From the outside looking in, media planning seems like a pretty linear, cut and dry process. Anyone who has actually built and executed a plan will beg to differ. In 2011 we sought to discover exactly how many steps were required to create and execute a digital media plan. The answer? 42 steps.

That is a lot for anyone to navigate. Now imagine trying to track the progress of multiple media plans for a diverse set of clients while organizing your teams and collaborating between departments. That’s what today’s media organizations deal with on a daily basis. This has led to many restless nights and panicked, late night phone calls to double check that the insertion order was sent and the right ad was trafficked. To add to this stress, you know that if you don’t get everything 100 percent right, your client will notice and admonish you for your mistakes.

If it already wasn’t complicated enough, most steps are reliant on one another. A shift in details in one area impacts all subsequent steps. Take the occurrence of a delay in finalizing the creative. Since the creative was delayed you are no longer able to meet the trafficking deadline. Now you’ll have to go back to your sales rep and hope that you can adjust the inventory. This, of course, has far-reaching impacts for the rest of the media plan including the ability to reach your goals, budgets, the timing of reporting, and billing.

The fallout from forgotten or incorrect tasks will not only result in disarray, stress, and late nights in the office, but can also cost you money and even your clients or job. How can you be certain all of the boxes are checked and nothing falls through the cracks?

What media planners currently use

To Do ListOur recent survey of Bionic Media Planner customers shows that an overwhelming amount still use traditional methods such as pen and paper or personal checklists to stay on top of their task. While this can work for the most diligent of planners, it leaves much to be desired, especially in team settings. A major issue with relying on offline methods is it severely hampers the ability to coordinate and collaborate. It also lacks any built-in communication mechanism to share your progress and updates on deliverables. Short of long email chains or meetings, there is no quick way to ensure that everything is still on target. The bottom line is that offline methods can be useful for managing yourself, but it’s an isolated system that is far from ideal for managing the holistic media planning and buying process.

The survey also showed a fair amount use separate software solutions for project management. However, a large percentage of them are unhappy with their current system. There is a number of reasons for this, but many revolved around the fact that marketers are already over inundated with platforms and stretched for time. Being forced to log into yet another program only to manage projects is a significant barrier to entry and consumes valuable time.

Utilizing general purpose project management software solves the isolation problems of offline solutions at the cost of decreased efficiency. With separate systems, project management ends up stealing time and focus away from the actual work. This can really get you out of your groove and results in team members being inconsistent with their updates. Many choose to bulk edit their tasks and communications since they can’t afford the time needed to update as they go or simply forget. Some even neglecting the system as a whole due to it becoming more burdensome than it is worth. Rather than a fluid, up-to-date project management chart you’re left with blocks of unorganized tasks, sparse amounts of notes, and cloudy details.

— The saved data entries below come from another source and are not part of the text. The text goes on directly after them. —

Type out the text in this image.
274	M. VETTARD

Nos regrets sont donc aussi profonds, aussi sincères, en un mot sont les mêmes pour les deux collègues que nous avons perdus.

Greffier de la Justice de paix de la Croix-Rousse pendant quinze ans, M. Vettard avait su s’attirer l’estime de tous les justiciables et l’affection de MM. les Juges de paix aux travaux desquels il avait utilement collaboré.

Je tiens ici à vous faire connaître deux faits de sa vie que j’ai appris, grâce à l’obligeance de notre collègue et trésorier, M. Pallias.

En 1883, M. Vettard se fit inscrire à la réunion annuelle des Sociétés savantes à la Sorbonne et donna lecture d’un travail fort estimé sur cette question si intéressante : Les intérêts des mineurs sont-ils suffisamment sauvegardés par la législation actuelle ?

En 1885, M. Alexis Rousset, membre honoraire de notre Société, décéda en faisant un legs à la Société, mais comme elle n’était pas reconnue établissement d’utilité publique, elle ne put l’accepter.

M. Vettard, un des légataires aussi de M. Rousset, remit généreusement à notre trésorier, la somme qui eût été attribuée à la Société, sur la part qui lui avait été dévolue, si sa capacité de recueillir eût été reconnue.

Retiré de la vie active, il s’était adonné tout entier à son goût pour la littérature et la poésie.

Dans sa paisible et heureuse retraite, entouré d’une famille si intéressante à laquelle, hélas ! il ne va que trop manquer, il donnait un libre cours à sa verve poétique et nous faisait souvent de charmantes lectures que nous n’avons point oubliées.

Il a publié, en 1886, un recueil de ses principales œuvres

Media planners need a project management system integrated with the media planning process


Nobody wants another login or another system to maintain. Using a separate project management system means more copy and pasting. Media planners already deal with too much of that.

The survey also provided valuable insights into what media planners would like improved in project management. As we touched on earlier, many project management systems require planners to juggle the software they use for media planning and the project management system, which torpedos a lot of its usefulness. Planners want a way to quickly reference, update, and create tasks while knee deep in their plans. The ability to seamlessly flow from efficiently completing your tasks to collaborating with coworkers on upcoming ones is important to success.

Managing yourself is one thing, but keeping an organization on track is a much more daunting challenge. Media planning, like any team venture, requires good communications and coordination to succeed. According to a Harvard Business Review article, simply having everyone on the team knowing their responsibilities has the most impact on the success of a project. In order to optimize efforts, it’s important for every member to be able to reference what everyone is responsible for so there is no duplication or conflicting work. If a co-worker calls in sick the deadlines don’t wait and someone needs to pick up the slack. The project management system needs to be a place where you can easily get up and go on any pending deliverables that you need to tag in on.

Get Organized with Bionic Project Management

task management preview

Our goal at Bionic is to be a truly all-in-one solution for media planners and this survey made it abundantly clear that project management is a piece of the puzzle that many programs overlook. After looking at the landscape of project management software we realized that simply integrating with available options wouldn’t be enough and have decided to build project management into the Bionic platform. The project management tools help customers to track progress across the entire media planning process as well as collaborate with team members all in the same system that plans are created. This should lead to more restful nights and less last minute scrambles due to overlooked tasks.